Sen. Sam Nunn (D-Ga.) has introduced a new line of argument to sustain his tergiversation on the matter of abortions. He has been adamant in the past in opposing choice. He even advocated at one point a constitutional amendment, as required, to overturn Roe v. Wade. On Sept. 4 he changed his position, and he gave as the reason for doing so the unenforceability of any comprehensive antiabortion law.

"I do not believe that large segments of the American people and the medical profession will accept or obey a law making early term abortions a criminal act after all those years," he said in a letter to his constituents. He sought to reiterate the moral point by adding, "I hope we have not reached the point in this country when anything that is not prohibited by law is considered morally and ethically acceptable."

The departure of Nunn from the pro-life legal ranks is a pretty heavy blow, since Nunn has for several years been thought of as the sober alternative to such as Mario Cuomo and Jesse Jackson as a Democratic standard bearer in 1992. His office hastened to say that nothing had altered the senator's insistence that he has "no plans at this time to seek the presidency." This may be true, and it may not be true. Most politicians would like to become president, and many of them adjust their politics in such a way as to minimize the difficulties they would face.

Nunn is a very bright man and must have known, when he suddenly took that fierce turn last year against the broader interpretation of the ABM Treaty, that his position would be greatly appealing to the pacifist types who insisted that testing in space was forbidden by the treaty. The collapse of the Soviet Union has all but undermined the argument about testing, and the Star Wars program goes somnolently along without anybody paying it much heed. It is no longer a trip-wire policy argument that sharply divides left and right. Abortion is.

Having said all of this, we should devote attention to the arguments used by Nunn. They are quite the opposite of the traditional choice arguments. Here the abortion lobby has talked about the dreadful biological and medical consequences of a repeal of Roe v. Wade. Sen. Edward Kennedy (D-Mass.), with his gift for the populist formulation, denounced Judge Robert Bork before Bork reached the Senate chamber by shouting out that if Bork were to go to the Supreme Court, American women would have to return to the coat hanger to get an abortion.

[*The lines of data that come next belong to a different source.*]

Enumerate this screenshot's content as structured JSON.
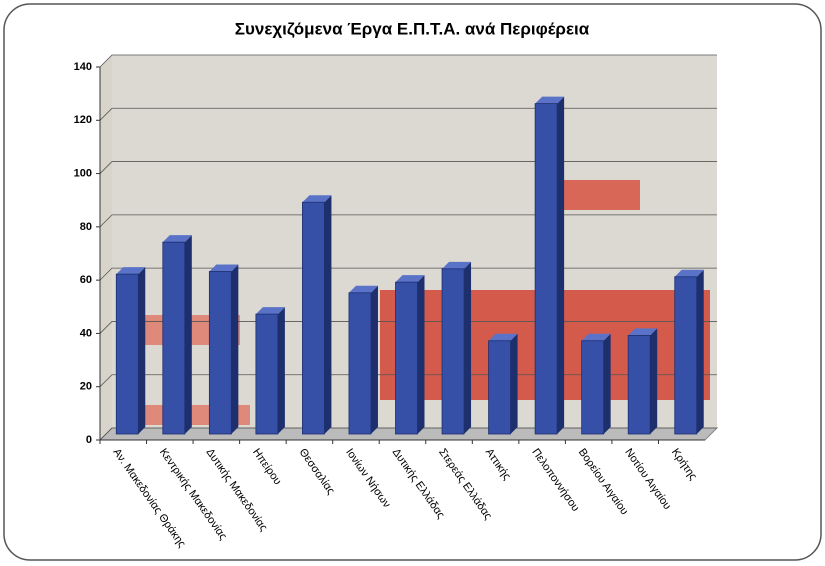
{
  "chart_data": {
    "type": "bar",
    "title": "Συνεχιζόμενα Έργα Ε.Π.Τ.Α. ανά Περιφέρεια",
    "categories": [
      "Αν. Μακεδονίας Θράκης",
      "Κεντρικής Μακεδονίας",
      "Δυτικής Μακεδονίας",
      "Ηπείρου",
      "Θεσσαλίας",
      "Ιονίων Νήσων",
      "Δυτικής Ελλάδας",
      "Στερεάς Ελλάδας",
      "Αττικής",
      "Πελοποννήσου",
      "Βορείου Αιγαίου",
      "Νοτίου Αιγαίου",
      "Κρήτης"
    ],
    "values": [
      60,
      72,
      61,
      45,
      87,
      53,
      57,
      62,
      35,
      124,
      35,
      37,
      59
    ],
    "color": "#3650a8",
    "ylim": [
      0,
      140
    ],
    "yticks": [
      0,
      20,
      40,
      60,
      80,
      100,
      120,
      140
    ],
    "grid": true
  }
}
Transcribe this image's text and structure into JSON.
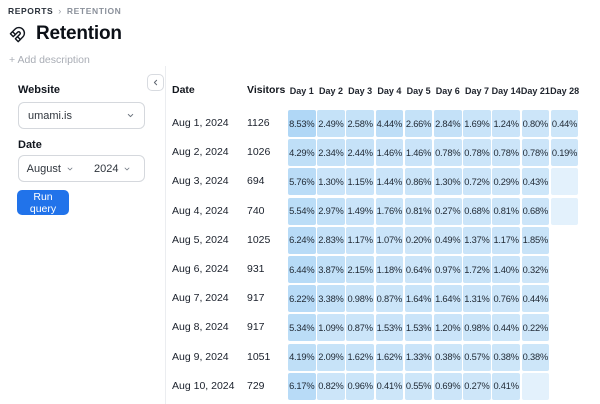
{
  "breadcrumb": {
    "section": "REPORTS",
    "separator": "›",
    "page": "RETENTION"
  },
  "header": {
    "title": "Retention",
    "add_description": "+ Add description"
  },
  "filters": {
    "website_label": "Website",
    "website_value": "umami.is",
    "date_label": "Date",
    "month_value": "August",
    "year_value": "2024",
    "run_label": "Run query"
  },
  "icons": {
    "title": "magnet-icon",
    "collapse": "chevron-left-icon",
    "selects": "chevron-down-icon"
  },
  "colors": {
    "accent_blue": "#2173ea",
    "cell_base_rgb": "35,144,229",
    "empty_cell_alpha": 0.13,
    "divider": "#ebedf0"
  },
  "table": {
    "date_header": "Date",
    "visitors_header": "Visitors",
    "day_headers": [
      "Day 1",
      "Day 2",
      "Day 3",
      "Day 4",
      "Day 5",
      "Day 6",
      "Day 7",
      "Day 14",
      "Day 21",
      "Day 28"
    ],
    "rows": [
      {
        "date": "Aug 1, 2024",
        "visitors": "1126",
        "values": [
          8.53,
          2.49,
          2.58,
          4.44,
          2.66,
          2.84,
          1.69,
          1.24,
          0.8,
          0.44
        ]
      },
      {
        "date": "Aug 2, 2024",
        "visitors": "1026",
        "values": [
          4.29,
          2.34,
          2.44,
          1.46,
          1.46,
          0.78,
          0.78,
          0.78,
          0.78,
          0.19
        ]
      },
      {
        "date": "Aug 3, 2024",
        "visitors": "694",
        "values": [
          5.76,
          1.3,
          1.15,
          1.44,
          0.86,
          1.3,
          0.72,
          0.29,
          0.43,
          0
        ]
      },
      {
        "date": "Aug 4, 2024",
        "visitors": "740",
        "values": [
          5.54,
          2.97,
          1.49,
          1.76,
          0.81,
          0.27,
          0.68,
          0.81,
          0.68,
          0
        ]
      },
      {
        "date": "Aug 5, 2024",
        "visitors": "1025",
        "values": [
          6.24,
          2.83,
          1.17,
          1.07,
          0.2,
          0.49,
          1.37,
          1.17,
          1.85,
          null
        ]
      },
      {
        "date": "Aug 6, 2024",
        "visitors": "931",
        "values": [
          6.44,
          3.87,
          2.15,
          1.18,
          0.64,
          0.97,
          1.72,
          1.4,
          0.32,
          null
        ]
      },
      {
        "date": "Aug 7, 2024",
        "visitors": "917",
        "values": [
          6.22,
          3.38,
          0.98,
          0.87,
          1.64,
          1.64,
          1.31,
          0.76,
          0.44,
          null
        ]
      },
      {
        "date": "Aug 8, 2024",
        "visitors": "917",
        "values": [
          5.34,
          1.09,
          0.87,
          1.53,
          1.53,
          1.2,
          0.98,
          0.44,
          0.22,
          null
        ]
      },
      {
        "date": "Aug 9, 2024",
        "visitors": "1051",
        "values": [
          4.19,
          2.09,
          1.62,
          1.62,
          1.33,
          0.38,
          0.57,
          0.38,
          0.38,
          null
        ]
      },
      {
        "date": "Aug 10, 2024",
        "visitors": "729",
        "values": [
          6.17,
          0.82,
          0.96,
          0.41,
          0.55,
          0.69,
          0.27,
          0.41,
          0,
          null
        ]
      }
    ]
  }
}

Suddenly we have a prominent politician who changes sides and says that if Roe v. Wade were reversed, and if the individual states were then to prohibit abortions, as they did before 1973, we would end up with an unenforceable law. Clearly he was not talking about coat-hanger abortions but about the clinical kind, performed in air-conditioned quarters under strict medical supervision. He seems to be saying that such abortions would continue in such profusion that it would be unlikely that the states would enforce the law.

Now I think that is a very interesting argument and more nearly convincing than not. We know that the antidrug laws are not enforced, except eccentrically: smoking marijuana in the streets is almost as safe as mugging someone. Now granted, dope-taking is something that can be done by anyone who can carry something the size of a cigarette pack, whereas the hardware required by an abortion clinic uses up trailer-size space.

But Nunn seems to be saying that if the abortion laws were to change, the probability is that they would not be enforced, never mind that they would need to be flouted in pretty conspicuous antilegal pillboxes. Houses of prostitution, which flourish in many cities, are relatively discreet, certainly by comparison with abortion centers. But Nunn's point survives: if abortion, which last year arrested the lives of just over 1.5 million people, is going to proceed anyway, there isn't much point in striving to make it illegal.

He closed his statement by saying that under the circumstances there was no alternative than to leave the decision whether to abort "to the informed conscience of the mother." But that is evasive thinking. An alternative is to leave the decision to the uninformed conscience of the mother. Nunn believes that abortion is the taking of innocent life. How can a conscience be "informed" if it reaches a contrary conclusion? He would have spoken with greater philosophical precision if he had said that the decision would have to be left to the mother, even if her conscience was undeveloped.

But then to have put it that way might not have suited his political aims.